This blog is devoted to teaching ethics and moral reasoning to young children. Therefore, for reasons explained herein, it is appropriate to talk about chicken soup. Chicken soup has been addressed and used as a trope in an entire series of books intended to edify us in every facet of our lives. No doubt the reader is familiar with at least one of these poultry-laden volumes. The last chicken book I read was titled Chicken Soup for the Writer’s Soul. It was a useful, delightful and uplifting volume that offered sound meaningful advice for teaching writing skills and enhancing motivation to hit the keyboard and engage in the maddening process.
I thought a lot about the chicken soup motif in the context of making people better, generally, and making children stronger, specifically.
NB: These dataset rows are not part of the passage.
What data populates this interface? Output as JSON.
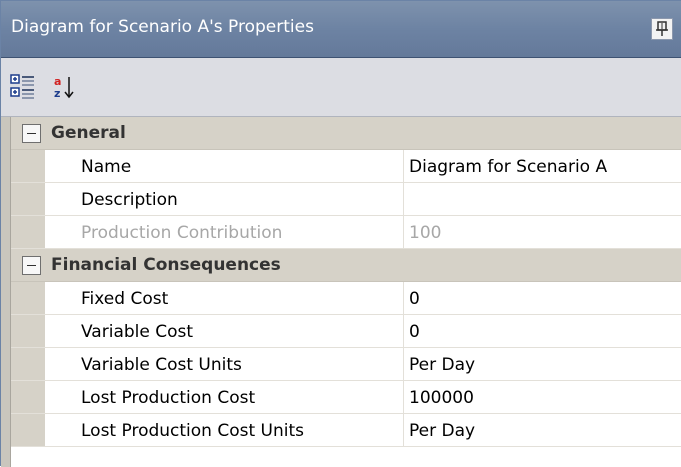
{
  "window": {
    "title": "Diagram for Scenario A's Properties",
    "pin_icon": "pin-icon"
  },
  "toolbar": {
    "categorized_icon": "categorized-view-icon",
    "alphabetical_icon": "alphabetical-sort-icon"
  },
  "colors": {
    "titlebar": "#6d83a3",
    "toolbar": "#dcdde3",
    "category_row": "#d6d2c8",
    "disabled_text": "#a7a7a7"
  },
  "grid": {
    "categories": [
      {
        "label": "General",
        "properties": [
          {
            "name": "Name",
            "value": "Diagram for Scenario A",
            "disabled": false
          },
          {
            "name": "Description",
            "value": "",
            "disabled": false
          },
          {
            "name": "Production Contribution",
            "value": "100",
            "disabled": true
          }
        ]
      },
      {
        "label": "Financial Consequences",
        "properties": [
          {
            "name": "Fixed Cost",
            "value": "0",
            "disabled": false
          },
          {
            "name": "Variable Cost",
            "value": "0",
            "disabled": false
          },
          {
            "name": "Variable Cost Units",
            "value": "Per Day",
            "disabled": false
          },
          {
            "name": "Lost Production Cost",
            "value": "100000",
            "disabled": false
          },
          {
            "name": "Lost Production Cost Units",
            "value": "Per Day",
            "disabled": false
          }
        ]
      }
    ]
  }
}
I have no reason to doubt that chicken soup is good for the soul, particularly if you add a matzo ball, some celery and finely ground pepper. But, as for raising strong moral children, we need something more than chicken soup for the soul. We need to give children tempered steel for the mind, something that can hold an edge; something they can count on; something that will protect them.
If my memory is accurate, and these days, who knows, there was a quotes in that chicken soup book for the writer and whether or not it is in the book, it is among the most astute and motivating quotes I’ve read. The source of the quote is Mike Price. I have no idea who he is but his statement is magnificent. “More people have talent than discipline. That’s why discipline pays better.” Discipline and hard work and persistence trump talent. Always did; always will. That’s a key lesson for children, no matter how old.
Thus, since my thoughts have been strutting around in the realm of chickens, it is appropriately symbolic to share with the reader the recipe for making what I think is the finest chicken soup or chicken broth on the planet. I haven’t visited every restaurant or home on the planet, admittedly, but I’ve never tasted a better soup. The key is the initial preparation. It is more difficult, adds perhaps 20 minutes of preparation time but is well worth the effort.
The typical way of making chicken soup is to place a chicken or chicken parts in a stock pot, add the vegetables—carrots, celery, cilantro, garlic, onion, shallots—and add the spices—ground pepper, tarragon, basil, bay leaf, oregano, etc—add water to cover the ingredients and then perhaps two quarts more water and simmer for a few hours. The finest cookbooks I own and have read almost always give this recipe for making chicken stock.
No more. Not for my readers!!!
Here’s what you do. Take all the ingredients—the chicken, the vegetables, the spices—and place them in a dry empty stock pot—no water, no butter, no olive oil—and place the pot on medium heat and cook the ingredients until some of the vegetables and the chicken or / and the bones char or blacken slightly. This could take up to 20 minutes. The chicken fat will liquefy; some of the vegetables will sauté and some liquid will release from the vegetables. Stir the ingredients every few minutes so they don’t burn more than slightly. The fragrance will be ethereal.
When done, add water and bring the stock to a simmer, but NOT a boil. Let the soup simmer and reduce for a few hours. Allow the liquid to bubble only slightly but not boil. The color of the soup will be dark and rich; the fragrance filling the room will be more alluring than that in any perfume shop. The taste will transport you, unlike the thin dish water-like flavor from stock made the way I first described.
Now you have two choices: leave the soup the way it, eating as you see desirable and spitting out the bones, presumably, or or strain it, removing the chicken the bones and the vegetables. Either way, you have the best chicken stock in the world.
There you have it. Teach your children to make this luxurious stock so they can experience the joy and value of making something delicious and healthy.